Jake, aged nine, was found with his hands deep in the inverted workings of a 3rd generation litter picker, behind a mineral refinery by outer orbital. He was a mile from home, and it was an hour before bed time. The ten-legged picker had been tipped onto its weathered, bronze carapace. Its long legs twitched with each application of the circuit tester. ‘Borrowed’ from an electrician’s toolbox, it emitted a small charge whenever Jake pressed a button on its yellow plastic handle.

The flickering, elongated shadows of the legs on the refinery’s concrete wall caught a security guard’s attention. The muted chirrup of the picker’s balance alarm confirmed that something was seriously wrong. So he called it in, and five minutes later a three-man police squad spilled from the ramp of a dust-roiling craft. Jake had no idea what was going on. The Tasers levelled at his narrow chest were not required.

His mother, Dorothy, stared through a two-way mirror. Jake sat on the other side, scared and very still. Detective Desolt, standing by Dorothy’s shoulder, whispered,
“He seems to have no understanding. Does he go to school?”
“Yes. He never misses a day.”
“Haven’t they taught him RAM principles?”
“I don’t know. We only arrived three months ago. There was no RAM law in Washington state.”
“Well, we are more progressive here. Hopefully his… ignorance… will sway the judge.”
“What could happen?”
“Maximum five months residential education.”
Dorothy sobbed. “He won’t cope with that. He won’t.”
“Follow me.

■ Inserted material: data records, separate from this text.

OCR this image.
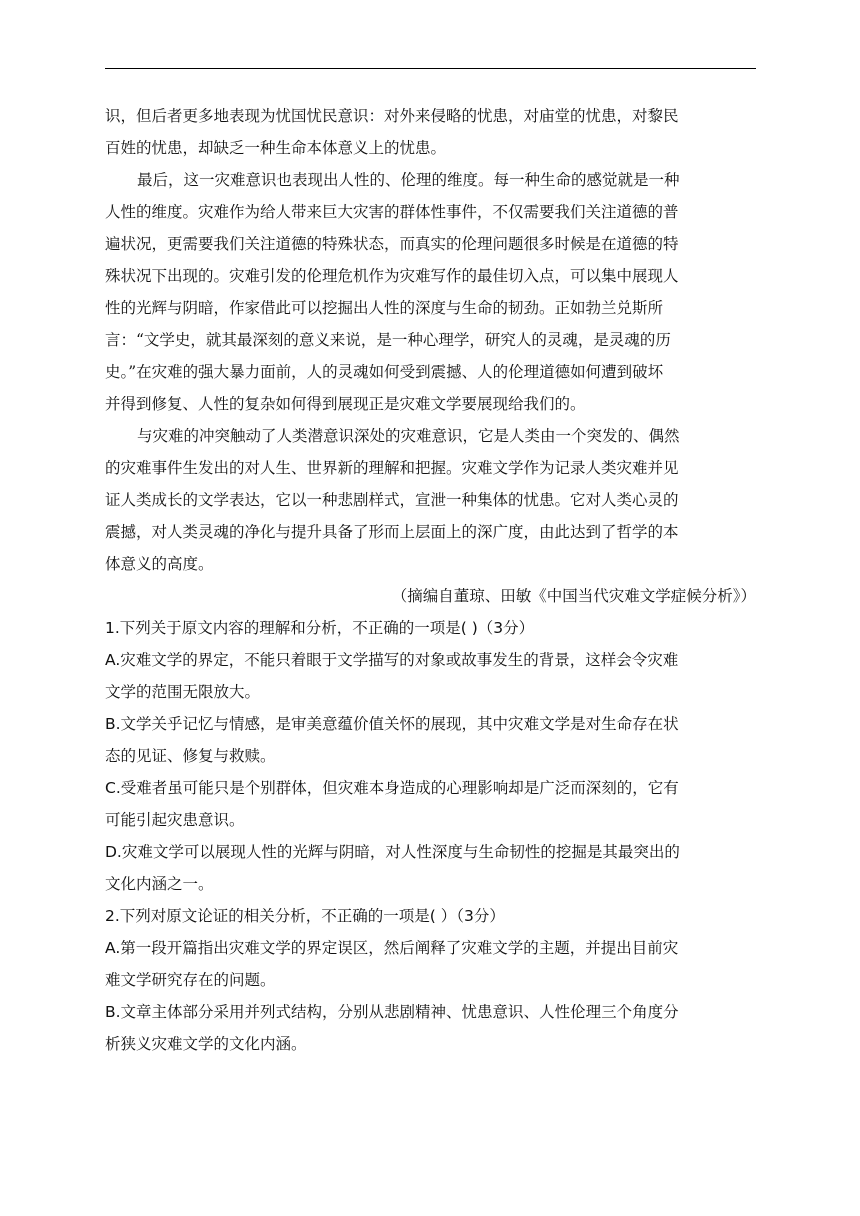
识，但后者更多地表现为忧国忧民意识：对外来侵略的忧患，对庙堂的忧患，对黎民
百姓的忧患，却缺乏一种生命本体意义上的忧患。
最后，这一灾难意识也表现出人性的、伦理的维度。每一种生命的感觉就是一种
人性的维度。灾难作为给人带来巨大灾害的群体性事件，不仅需要我们关注道德的普
遍状况，更需要我们关注道德的特殊状态，而真实的伦理问题很多时候是在道德的特
殊状况下出现的。灾难引发的伦理危机作为灾难写作的最佳切入点，可以集中展现人
性的光辉与阴暗，作家借此可以挖掘出人性的深度与生命的韧劲。正如勃兰兑斯所
言：“文学史，就其最深刻的意义来说，是一种心理学，研究人的灵魂，是灵魂的历
史。”在灾难的强大暴力面前，人的灵魂如何受到震撼、人的伦理道德如何遭到破坏
并得到修复、人性的复杂如何得到展现正是灾难文学要展现给我们的。
与灾难的冲突触动了人类潜意识深处的灾难意识，它是人类由一个突发的、偶然
的灾难事件生发出的对人生、世界新的理解和把握。灾难文学作为记录人类灾难并见
证人类成长的文学表达，它以一种悲剧样式，宣泄一种集体的忧患。它对人类心灵的
震撼，对人类灵魂的净化与提升具备了形而上层面上的深广度，由此达到了哲学的本
体意义的高度。
（摘编自董琼、田敏《中国当代灾难文学症候分析》）
1.下列关于原文内容的理解和分析，不正确的一项是( )（3分）
A.灾难文学的界定，不能只着眼于文学描写的对象或故事发生的背景，这样会令灾难
文学的范围无限放大。
B.文学关乎记忆与情感，是审美意蕴价值关怀的展现，其中灾难文学是对生命存在状
态的见证、修复与救赎。
C.受难者虽可能只是个别群体，但灾难本身造成的心理影响却是广泛而深刻的，它有
可能引起灾患意识。
D.灾难文学可以展现人性的光辉与阴暗，对人性深度与生命韧性的挖掘是其最突出的
文化内涵之一。
2.下列对原文论证的相关分析，不正确的一项是( ）（3分）
A.第一段开篇指出灾难文学的界定误区，然后阐释了灾难文学的主题，并提出目前灾
难文学研究存在的问题。
B.文章主体部分采用并列式结构，分别从悲剧精神、忧患意识、人性伦理三个角度分
析狭义灾难文学的文化内涵。
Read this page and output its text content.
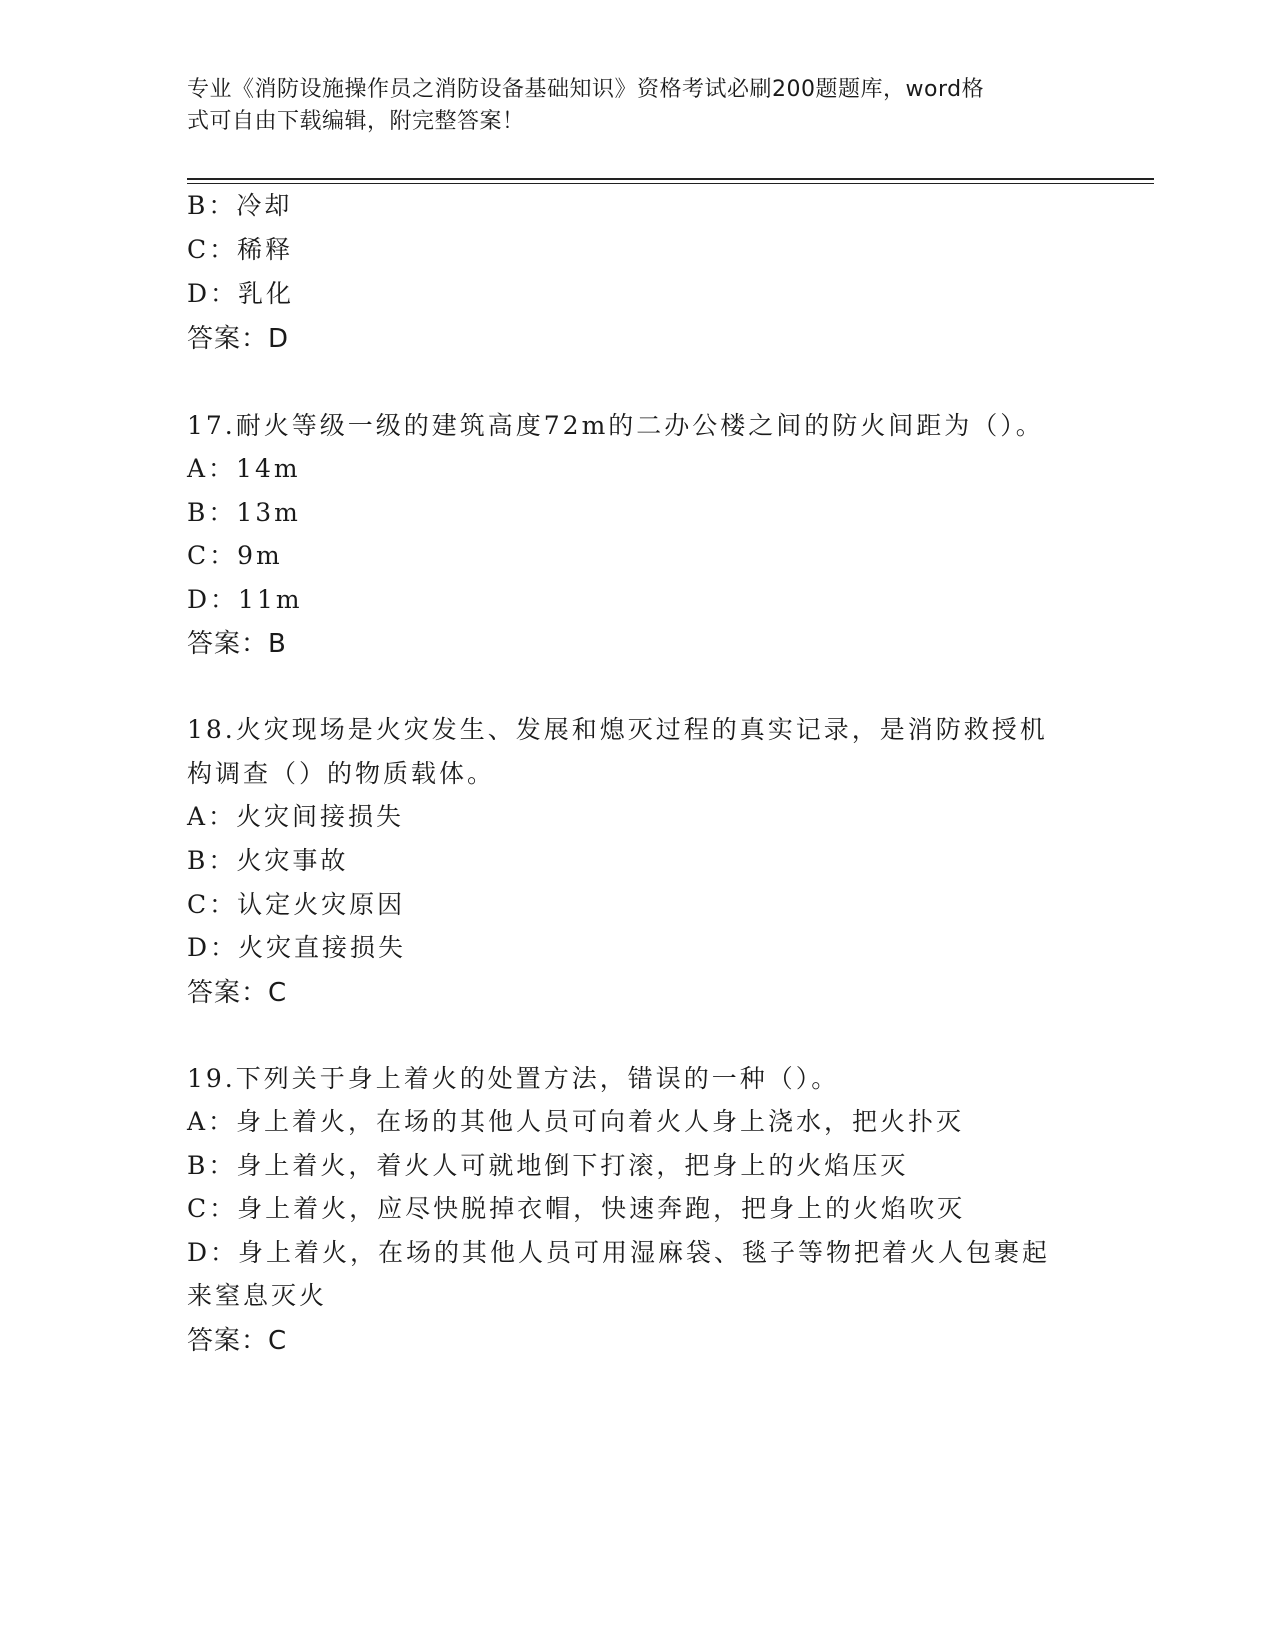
专业《消防设施操作员之消防设备基础知识》资格考试必刷200题题库，word格
式可自由下载编辑，附完整答案！
B：冷却
C：稀释
D：乳化
答案：D
17.耐火等级一级的建筑高度72m的二办公楼之间的防火间距为（）。
A：14m
B：13m
C：9m
D：11m
答案：B
18.火灾现场是火灾发生、发展和熄灭过程的真实记录，是消防救授机
构调查（）的物质载体。
A：火灾间接损失
B：火灾事故
C：认定火灾原因
D：火灾直接损失
答案：C
19.下列关于身上着火的处置方法，错误的一种（）。
A：身上着火，在场的其他人员可向着火人身上浇水，把火扑灭
B：身上着火，着火人可就地倒下打滚，把身上的火焰压灭
C：身上着火，应尽快脱掉衣帽，快速奔跑，把身上的火焰吹灭
D：身上着火，在场的其他人员可用湿麻袋、毯子等物把着火人包裹起
来窒息灭火
答案：C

Let’s see if we can’t teach him some awareness before the hearing.”

Jake smiled when Dorothy entered, but as he stood to hug her a female officer restrained him.
“Jake. I’m Detective Desolt. Tell me… do you know what torture is?”
“Causing pain… to make people say things, or do things.”
“And what were you trying to make the litter-picker do?”
“Nothing… I just wanted to know how it…”
“Jake, do you know what pain is?”
“Something that hurts?”
“That’s a tautology.”
Jake’s looked totally bewildered. “I… I don’t know.”
“Pain, Jake, is an unpleasant sensory or emotional experience associated with material injury.”
“To flesh and bone, Detective!” interrupted Dorothy.
“To all autonomous materials.”
“But the picker felt no pain. This is stupid!”
“The description I received was clear. Its legs were flailing, an alarm was sounding… which your son had attempted to muffle, and three of its bulbs were flashing. Those are all manifestations of distress.”
“Detective. They are… malfunctions…”
“Indeed!”
“No… they are reflexes. It didn’t feel anything. It didn’t suffer.”
Desolt sat on a chair next to Jake and took his hand. He then pinched the skin on the back of the boy’s hand. Jake yelped and pulled his arm away. His legs flexed at the knees.
“We do this in the classroom… in 3rd grade actually, Jake will have missed it. The reaction is typical. The same reaction we see in our mechanicals.”
Dorothy was caught between panic and anger.
“This is absurd! The whole thing is absurd! He was just experimenting! He wants to be an engineer.”
“He has broken the law. You’re not helping him.”
Jake hung his head. Dorothy raised an arm and slapped Desolt across the cheek. His head rotated by ten degrees. His cheek did not flush. Dorothy looked into his eyes and caught a metallic glint at retinal depth. Desolt stood, smiled and made his way to the door. With his finger over the lock-pad he turned and said,
“I can assure you madam, that hurt. A lot.”